Namun para sarjana dan lulusan diploma harus melengkapi kemampuannya dengan keterampilan dan kompetensi kerja sehingga bisa dengan mudah menentukan lapangan pekerjaan yang sesuai dengan bakat, minat dan keinginannya

"Kesempatan kerja yang tersedia di berbagai bidang kerja dinilai belum mampu menyerap para alumni diploma/ universitas secara optimal. Meskipun jumlahnya masih terbatas penerimaan CPNS tahun 2013 ini mampu mengurangi jumlah pengangguran intelektual di Indonesia," katanya dalam keterangan tertulis Minggu (3/11/2013)

Muhaimin mengatakan proses penerimaan CPNS memang patut disambut dengan baik karena dapat mengurangi jumlah pengangguran. Muhaimin berharap para peserta tes cpns terbaik yang lulus nantinya bisa segera bekerja membantu proses reformasi birokrasi yang telah berjalan dan peningkatan kualitas pelayanan publik di jajaran pemerintah.

Ia mengingatkan agar para lulusan perguruan tinggi lainnya jangan mengandalkan penerimaan CPNS saja tapi diharapkan dapat membuka lowongan pekerjaan dengan berwirausaha.

  • "Para sarjana lulusan perguruan tinggi tak bisa lagi hanya mengandalkan ijazah dalam mencari pekerjaan. Para sarjana harus memilki kompetensi dan keterampilan kerja yang baik sehingga dapat terserap pasar kerja dengan cepat," katanya.

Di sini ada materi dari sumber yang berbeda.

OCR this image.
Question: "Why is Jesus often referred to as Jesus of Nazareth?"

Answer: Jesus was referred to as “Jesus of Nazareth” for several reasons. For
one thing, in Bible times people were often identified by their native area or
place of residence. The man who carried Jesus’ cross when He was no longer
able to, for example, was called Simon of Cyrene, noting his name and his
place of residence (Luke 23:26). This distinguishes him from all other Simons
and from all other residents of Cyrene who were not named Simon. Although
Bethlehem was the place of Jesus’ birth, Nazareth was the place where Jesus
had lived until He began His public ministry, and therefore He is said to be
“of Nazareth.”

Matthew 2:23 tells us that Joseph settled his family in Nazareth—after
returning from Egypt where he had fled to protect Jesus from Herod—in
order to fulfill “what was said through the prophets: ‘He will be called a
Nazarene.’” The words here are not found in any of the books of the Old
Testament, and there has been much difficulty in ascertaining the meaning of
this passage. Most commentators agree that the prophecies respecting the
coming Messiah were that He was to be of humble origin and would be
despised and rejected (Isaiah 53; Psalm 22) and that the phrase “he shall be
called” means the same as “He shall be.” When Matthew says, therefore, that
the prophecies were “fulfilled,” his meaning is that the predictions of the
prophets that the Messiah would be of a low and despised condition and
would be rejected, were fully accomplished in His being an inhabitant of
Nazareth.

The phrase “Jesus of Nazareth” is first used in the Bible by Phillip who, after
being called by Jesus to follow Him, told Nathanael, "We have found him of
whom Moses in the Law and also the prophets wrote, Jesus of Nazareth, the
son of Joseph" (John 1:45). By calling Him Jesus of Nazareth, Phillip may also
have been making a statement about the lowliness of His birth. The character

Berdasarkan data Badan Pusat Statistik (BPS), meskipun angka pengangguran terus menurun, masih terdapat pengangguran terbuka di Indonesia yang jumlahnya mencapai 7,17 juta (5,92 Persen).

Dari jumlah 7,17 juta orang tersebut, terdapat sekitar 610.000 orang pengangguran intelektual yang terdiri dari pengangguran lulusan pendidikan diploma I/II/III yang jumlahnya mencapi 0,19 juta (2,69 persen) dan lulusan universitas sebanyak 0,42 juta ( 5,88 persen).

Ia menegaskan paradigma dan kurikulum kurikulum pendidikan tinggi mesti dirombak total. Kedepannya, sejak awal perguruan tinggi harus mampu mendesain arah profesi bagi para alumninya. Harus ada perencanaan untuk mengarahkankan pada kompetensi kerja produktivitas sumber daya manusia sehingga lulusannya siap bekerja dan menjadi tenaga kerja andal

"Perguruan Tinggi diharapkan tidak hanya mampu melahirkan sarjana formal yang berpikir secara intelektual, disiplin, tertib dan teratur, tekun dan berani secara research dalam dunia pendidikan tapi harus siap menyongsong dunia kerja," serunya.